Selon les données de l’organisation partenaire Forest Watch Indonesia, la province voisine d’Aceh a perdu 1 770 km² de forêt au cours des sept dernières années (à titre de comparaison, la superficie de Berlin est de 891 km²). Quatre entreprises forestières sont les principales responsables. Trois d’entre elles ont désormais vu leur licence d’exploitation révoquée : PT Aceh Nusa Indrapuri, PT Rimba Timur Sentosa et Rimba Wawasan Permai, et ce n’est d’ailleurs pas la première fois. La quatrième, PT Aceh Nusa Indrapuri, qui fait partie de l’empire commercial du président lui-même, reste quant à elle épargnée.

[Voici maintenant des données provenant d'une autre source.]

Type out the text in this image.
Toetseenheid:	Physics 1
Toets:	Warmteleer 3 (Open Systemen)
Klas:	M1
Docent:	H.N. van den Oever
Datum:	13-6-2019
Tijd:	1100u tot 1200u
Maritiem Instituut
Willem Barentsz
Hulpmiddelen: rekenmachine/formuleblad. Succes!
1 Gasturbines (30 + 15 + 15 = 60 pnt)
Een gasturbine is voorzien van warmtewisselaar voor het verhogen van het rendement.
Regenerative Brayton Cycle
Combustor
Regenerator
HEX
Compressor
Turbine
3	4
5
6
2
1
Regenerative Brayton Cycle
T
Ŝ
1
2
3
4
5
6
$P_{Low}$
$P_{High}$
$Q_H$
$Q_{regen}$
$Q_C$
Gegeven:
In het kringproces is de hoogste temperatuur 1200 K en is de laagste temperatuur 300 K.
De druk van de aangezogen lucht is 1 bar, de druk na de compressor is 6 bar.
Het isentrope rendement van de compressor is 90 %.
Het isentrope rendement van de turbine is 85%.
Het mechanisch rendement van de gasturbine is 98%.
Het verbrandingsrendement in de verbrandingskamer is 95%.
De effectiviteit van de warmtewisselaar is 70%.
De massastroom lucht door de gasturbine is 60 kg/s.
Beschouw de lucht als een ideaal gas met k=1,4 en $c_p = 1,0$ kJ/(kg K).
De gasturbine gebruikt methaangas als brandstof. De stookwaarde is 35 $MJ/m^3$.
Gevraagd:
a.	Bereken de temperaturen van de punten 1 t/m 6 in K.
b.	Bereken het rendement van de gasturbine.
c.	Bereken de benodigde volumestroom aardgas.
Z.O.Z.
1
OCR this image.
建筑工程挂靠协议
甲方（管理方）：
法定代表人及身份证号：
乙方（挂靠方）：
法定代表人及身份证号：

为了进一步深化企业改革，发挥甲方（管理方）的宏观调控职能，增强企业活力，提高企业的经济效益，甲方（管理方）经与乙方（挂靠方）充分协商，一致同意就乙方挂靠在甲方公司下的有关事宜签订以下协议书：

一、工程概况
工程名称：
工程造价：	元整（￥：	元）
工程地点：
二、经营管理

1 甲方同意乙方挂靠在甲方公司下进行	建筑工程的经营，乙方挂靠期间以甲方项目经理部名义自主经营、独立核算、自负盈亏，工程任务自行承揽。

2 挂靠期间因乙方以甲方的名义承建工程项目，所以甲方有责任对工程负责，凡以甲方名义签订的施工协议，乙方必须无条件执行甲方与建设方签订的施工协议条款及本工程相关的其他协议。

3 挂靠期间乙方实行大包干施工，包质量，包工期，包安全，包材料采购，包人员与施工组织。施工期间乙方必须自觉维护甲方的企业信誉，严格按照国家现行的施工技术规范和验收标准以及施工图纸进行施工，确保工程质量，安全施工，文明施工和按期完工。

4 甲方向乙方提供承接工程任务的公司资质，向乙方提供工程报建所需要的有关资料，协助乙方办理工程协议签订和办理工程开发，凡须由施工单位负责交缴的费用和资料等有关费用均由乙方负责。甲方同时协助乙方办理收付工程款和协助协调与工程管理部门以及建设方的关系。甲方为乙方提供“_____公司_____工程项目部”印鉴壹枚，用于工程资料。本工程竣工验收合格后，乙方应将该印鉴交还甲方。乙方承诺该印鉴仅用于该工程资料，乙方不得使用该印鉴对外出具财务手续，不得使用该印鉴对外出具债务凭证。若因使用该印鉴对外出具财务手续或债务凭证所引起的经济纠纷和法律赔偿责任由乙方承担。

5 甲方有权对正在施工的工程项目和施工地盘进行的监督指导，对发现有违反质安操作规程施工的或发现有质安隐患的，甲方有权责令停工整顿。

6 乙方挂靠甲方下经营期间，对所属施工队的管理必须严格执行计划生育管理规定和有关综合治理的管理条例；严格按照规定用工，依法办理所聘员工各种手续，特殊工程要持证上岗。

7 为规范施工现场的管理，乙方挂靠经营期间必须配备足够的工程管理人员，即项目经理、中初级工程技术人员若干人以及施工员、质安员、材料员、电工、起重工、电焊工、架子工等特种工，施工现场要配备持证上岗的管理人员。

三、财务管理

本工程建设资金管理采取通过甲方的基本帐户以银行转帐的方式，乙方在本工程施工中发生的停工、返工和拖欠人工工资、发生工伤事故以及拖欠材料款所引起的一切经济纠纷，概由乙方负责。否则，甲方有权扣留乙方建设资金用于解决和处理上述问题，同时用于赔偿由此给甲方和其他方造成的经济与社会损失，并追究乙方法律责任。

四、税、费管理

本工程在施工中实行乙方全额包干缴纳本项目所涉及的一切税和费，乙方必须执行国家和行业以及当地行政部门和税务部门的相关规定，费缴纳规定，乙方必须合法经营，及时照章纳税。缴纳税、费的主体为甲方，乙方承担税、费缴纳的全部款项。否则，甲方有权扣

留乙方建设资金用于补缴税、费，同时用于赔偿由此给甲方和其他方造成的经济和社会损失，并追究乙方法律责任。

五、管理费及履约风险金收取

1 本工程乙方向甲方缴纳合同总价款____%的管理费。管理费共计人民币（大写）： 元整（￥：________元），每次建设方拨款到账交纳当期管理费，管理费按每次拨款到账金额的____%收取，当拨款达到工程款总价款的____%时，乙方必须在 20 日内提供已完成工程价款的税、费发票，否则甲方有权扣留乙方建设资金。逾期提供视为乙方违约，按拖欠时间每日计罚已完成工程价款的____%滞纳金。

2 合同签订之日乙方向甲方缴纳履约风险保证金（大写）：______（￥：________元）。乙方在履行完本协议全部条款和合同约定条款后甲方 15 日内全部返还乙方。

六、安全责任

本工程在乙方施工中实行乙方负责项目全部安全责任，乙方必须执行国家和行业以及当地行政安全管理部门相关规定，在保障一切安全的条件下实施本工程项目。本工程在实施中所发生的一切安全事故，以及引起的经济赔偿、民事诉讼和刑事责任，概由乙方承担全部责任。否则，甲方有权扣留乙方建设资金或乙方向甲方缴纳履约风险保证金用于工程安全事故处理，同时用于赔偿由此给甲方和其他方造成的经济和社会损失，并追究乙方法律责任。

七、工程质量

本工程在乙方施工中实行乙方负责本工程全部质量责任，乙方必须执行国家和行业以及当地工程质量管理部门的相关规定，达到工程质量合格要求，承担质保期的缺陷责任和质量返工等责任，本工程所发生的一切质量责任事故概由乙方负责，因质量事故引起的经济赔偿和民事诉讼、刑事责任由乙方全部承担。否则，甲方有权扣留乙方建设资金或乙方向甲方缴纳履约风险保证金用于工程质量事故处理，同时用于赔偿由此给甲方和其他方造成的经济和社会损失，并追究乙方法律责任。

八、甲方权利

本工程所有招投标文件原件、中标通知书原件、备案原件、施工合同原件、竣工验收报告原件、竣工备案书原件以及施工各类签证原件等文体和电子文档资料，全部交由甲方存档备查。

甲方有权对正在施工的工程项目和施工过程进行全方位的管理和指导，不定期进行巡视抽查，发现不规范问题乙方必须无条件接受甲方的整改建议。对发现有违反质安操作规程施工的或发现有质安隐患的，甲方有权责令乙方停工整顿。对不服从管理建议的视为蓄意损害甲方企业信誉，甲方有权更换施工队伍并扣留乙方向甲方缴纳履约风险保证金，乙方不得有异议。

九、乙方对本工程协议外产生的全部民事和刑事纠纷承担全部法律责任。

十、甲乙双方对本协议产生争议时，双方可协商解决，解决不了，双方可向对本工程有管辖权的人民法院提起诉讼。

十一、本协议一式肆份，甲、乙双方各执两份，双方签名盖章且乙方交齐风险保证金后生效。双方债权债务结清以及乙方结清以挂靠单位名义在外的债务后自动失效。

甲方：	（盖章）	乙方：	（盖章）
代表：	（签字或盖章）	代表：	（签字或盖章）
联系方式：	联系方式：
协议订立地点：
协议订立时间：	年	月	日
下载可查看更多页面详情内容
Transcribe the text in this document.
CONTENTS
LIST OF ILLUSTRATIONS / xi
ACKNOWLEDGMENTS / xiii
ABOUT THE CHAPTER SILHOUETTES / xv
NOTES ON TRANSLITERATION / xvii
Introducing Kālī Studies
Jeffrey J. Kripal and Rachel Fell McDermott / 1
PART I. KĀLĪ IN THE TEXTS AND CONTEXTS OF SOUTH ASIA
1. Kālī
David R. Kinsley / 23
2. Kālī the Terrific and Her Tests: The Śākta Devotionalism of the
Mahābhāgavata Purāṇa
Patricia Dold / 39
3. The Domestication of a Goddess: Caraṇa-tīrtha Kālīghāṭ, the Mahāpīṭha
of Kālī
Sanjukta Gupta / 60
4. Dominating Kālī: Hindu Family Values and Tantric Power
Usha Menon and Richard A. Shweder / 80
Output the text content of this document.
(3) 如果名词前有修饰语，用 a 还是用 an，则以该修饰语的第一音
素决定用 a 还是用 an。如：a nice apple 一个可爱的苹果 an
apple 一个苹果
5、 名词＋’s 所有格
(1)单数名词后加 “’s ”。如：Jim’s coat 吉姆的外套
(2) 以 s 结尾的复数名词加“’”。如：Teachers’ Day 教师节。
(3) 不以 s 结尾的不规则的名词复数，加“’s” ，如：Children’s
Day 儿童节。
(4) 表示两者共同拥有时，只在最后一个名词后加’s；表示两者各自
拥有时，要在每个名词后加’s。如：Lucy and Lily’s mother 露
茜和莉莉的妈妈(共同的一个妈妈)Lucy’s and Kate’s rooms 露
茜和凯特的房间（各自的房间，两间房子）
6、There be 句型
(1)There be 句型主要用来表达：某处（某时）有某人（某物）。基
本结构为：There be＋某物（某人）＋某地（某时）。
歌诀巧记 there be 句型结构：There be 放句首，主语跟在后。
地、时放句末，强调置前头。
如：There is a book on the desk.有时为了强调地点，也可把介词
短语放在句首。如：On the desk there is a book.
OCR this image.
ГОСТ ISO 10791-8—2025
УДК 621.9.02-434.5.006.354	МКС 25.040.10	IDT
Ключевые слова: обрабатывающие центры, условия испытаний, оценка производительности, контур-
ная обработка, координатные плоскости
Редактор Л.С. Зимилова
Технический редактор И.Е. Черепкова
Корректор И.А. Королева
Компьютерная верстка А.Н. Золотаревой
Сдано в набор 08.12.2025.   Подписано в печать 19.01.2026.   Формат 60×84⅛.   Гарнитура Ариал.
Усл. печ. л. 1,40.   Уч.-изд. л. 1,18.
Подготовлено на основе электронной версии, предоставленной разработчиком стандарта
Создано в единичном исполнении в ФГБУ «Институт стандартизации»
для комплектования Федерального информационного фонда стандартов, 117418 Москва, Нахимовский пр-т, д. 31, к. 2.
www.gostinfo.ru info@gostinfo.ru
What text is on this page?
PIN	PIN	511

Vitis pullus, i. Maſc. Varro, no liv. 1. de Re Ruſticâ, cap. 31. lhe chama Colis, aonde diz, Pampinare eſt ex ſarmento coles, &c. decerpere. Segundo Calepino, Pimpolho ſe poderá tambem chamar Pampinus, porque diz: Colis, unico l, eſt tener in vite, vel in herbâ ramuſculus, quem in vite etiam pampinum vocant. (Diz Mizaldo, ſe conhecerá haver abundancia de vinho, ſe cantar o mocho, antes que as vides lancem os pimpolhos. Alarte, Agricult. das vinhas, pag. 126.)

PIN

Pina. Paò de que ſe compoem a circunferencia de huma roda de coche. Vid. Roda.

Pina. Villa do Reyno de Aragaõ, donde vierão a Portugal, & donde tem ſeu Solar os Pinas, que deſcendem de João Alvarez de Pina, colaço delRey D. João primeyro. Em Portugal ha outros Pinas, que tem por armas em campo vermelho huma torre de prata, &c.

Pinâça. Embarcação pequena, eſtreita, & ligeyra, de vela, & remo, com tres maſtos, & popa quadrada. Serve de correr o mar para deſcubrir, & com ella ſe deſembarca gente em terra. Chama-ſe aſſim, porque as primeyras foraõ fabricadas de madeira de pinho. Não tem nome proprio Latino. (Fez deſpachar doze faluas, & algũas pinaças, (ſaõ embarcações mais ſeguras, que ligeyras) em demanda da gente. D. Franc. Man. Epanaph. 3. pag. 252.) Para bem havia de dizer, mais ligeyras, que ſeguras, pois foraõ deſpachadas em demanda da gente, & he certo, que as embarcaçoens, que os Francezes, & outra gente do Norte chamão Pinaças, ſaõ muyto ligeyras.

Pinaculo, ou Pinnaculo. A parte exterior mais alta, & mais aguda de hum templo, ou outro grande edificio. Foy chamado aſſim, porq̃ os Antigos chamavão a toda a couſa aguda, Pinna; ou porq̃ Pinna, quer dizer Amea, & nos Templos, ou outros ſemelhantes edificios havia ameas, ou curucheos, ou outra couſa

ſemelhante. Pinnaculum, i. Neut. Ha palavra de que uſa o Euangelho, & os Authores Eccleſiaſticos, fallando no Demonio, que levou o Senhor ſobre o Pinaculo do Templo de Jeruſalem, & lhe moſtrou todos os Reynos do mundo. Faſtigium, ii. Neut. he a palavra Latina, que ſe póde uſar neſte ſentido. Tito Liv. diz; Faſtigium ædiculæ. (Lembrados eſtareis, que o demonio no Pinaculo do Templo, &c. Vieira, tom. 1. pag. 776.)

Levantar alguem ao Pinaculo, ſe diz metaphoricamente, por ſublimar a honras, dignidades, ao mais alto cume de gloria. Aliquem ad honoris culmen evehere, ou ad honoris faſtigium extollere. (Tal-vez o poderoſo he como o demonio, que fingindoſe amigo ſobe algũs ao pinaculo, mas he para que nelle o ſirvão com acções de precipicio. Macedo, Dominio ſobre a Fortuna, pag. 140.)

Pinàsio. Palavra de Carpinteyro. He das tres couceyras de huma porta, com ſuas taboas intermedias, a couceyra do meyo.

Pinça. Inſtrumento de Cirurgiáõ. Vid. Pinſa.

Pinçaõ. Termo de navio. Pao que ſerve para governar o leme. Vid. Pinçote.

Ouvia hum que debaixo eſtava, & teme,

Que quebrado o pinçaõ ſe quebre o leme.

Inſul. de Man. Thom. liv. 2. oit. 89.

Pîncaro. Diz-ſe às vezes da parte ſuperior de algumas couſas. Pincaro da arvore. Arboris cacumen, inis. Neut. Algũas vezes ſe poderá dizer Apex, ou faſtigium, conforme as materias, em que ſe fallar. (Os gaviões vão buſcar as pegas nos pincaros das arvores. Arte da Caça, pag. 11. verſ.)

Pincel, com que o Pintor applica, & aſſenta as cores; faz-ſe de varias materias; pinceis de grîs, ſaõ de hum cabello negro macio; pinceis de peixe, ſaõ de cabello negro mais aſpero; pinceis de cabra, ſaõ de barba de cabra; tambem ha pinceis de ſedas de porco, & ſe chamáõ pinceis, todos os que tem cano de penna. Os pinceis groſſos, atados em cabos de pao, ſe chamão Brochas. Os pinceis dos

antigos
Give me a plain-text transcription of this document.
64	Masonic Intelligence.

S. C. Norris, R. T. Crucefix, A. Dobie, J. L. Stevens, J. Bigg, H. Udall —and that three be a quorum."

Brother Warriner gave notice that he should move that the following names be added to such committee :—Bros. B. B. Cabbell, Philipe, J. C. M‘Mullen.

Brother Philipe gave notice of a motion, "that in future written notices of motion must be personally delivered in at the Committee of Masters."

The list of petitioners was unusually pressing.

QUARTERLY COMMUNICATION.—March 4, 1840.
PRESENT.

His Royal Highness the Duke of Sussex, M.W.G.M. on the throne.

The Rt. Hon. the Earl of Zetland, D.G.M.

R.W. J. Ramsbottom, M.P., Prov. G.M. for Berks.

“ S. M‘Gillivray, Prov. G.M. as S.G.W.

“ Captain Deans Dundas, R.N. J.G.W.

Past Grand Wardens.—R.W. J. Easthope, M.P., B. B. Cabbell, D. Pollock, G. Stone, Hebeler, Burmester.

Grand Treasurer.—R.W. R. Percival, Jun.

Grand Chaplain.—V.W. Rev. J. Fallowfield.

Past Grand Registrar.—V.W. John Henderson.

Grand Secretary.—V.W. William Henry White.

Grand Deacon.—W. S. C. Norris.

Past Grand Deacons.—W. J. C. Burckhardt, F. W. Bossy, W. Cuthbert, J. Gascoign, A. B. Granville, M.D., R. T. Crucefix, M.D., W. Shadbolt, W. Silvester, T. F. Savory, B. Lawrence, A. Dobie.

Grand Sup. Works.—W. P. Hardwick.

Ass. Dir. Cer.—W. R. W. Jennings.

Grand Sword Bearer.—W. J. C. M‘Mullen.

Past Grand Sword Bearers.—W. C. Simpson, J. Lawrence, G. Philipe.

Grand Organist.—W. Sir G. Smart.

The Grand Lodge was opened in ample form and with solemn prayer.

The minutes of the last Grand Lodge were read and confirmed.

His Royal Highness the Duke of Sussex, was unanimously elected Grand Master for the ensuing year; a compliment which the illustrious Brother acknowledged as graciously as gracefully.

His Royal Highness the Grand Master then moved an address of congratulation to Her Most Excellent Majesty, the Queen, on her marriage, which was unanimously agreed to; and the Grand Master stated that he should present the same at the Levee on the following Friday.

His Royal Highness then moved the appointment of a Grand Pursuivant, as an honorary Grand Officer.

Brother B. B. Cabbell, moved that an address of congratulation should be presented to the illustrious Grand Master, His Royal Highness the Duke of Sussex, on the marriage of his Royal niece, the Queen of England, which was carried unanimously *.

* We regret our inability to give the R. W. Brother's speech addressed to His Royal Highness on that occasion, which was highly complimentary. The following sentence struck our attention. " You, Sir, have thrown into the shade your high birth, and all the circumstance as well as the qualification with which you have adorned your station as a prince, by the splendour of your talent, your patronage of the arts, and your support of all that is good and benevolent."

Dans l’écosystème de Leuser, zone unique où cohabitent orangs-outans, tigres, éléphants et rhinocéros de Sumatra, les zones humides (tourbières, mangroves, marécages) constituent un axe prioritaire du travail de Sauvons la fôret. Pourtant, les innombrables plantations de palmiers à huile, en particulier celles situées dans le marais tourbeux protégé de Tripa, habitat préféré des orangs-outans de Sumatra, ne sont pas concernées par la décision de Prabowo Subianto. À ce jour, les multinationales agroalimentaires continuent de s’approvisionner en huile de palme dans ces zones protégées.
L’exploitation aurifère et d’autres formes d’exploitation minière constituent également une menace sérieuse pour l’écosystème de Leuser. Les mines légales et illégales laissent des traces profondes dans la forêt et dans la vie des communautés autochtones. Sauvons la forêt soutient les populations autochtones de Beutong dans leur lutte contre l’exploitation minière, ainsi que les « Tigres de Pining » dans les hautes terres de Gayo, à travers un projet de pépinière.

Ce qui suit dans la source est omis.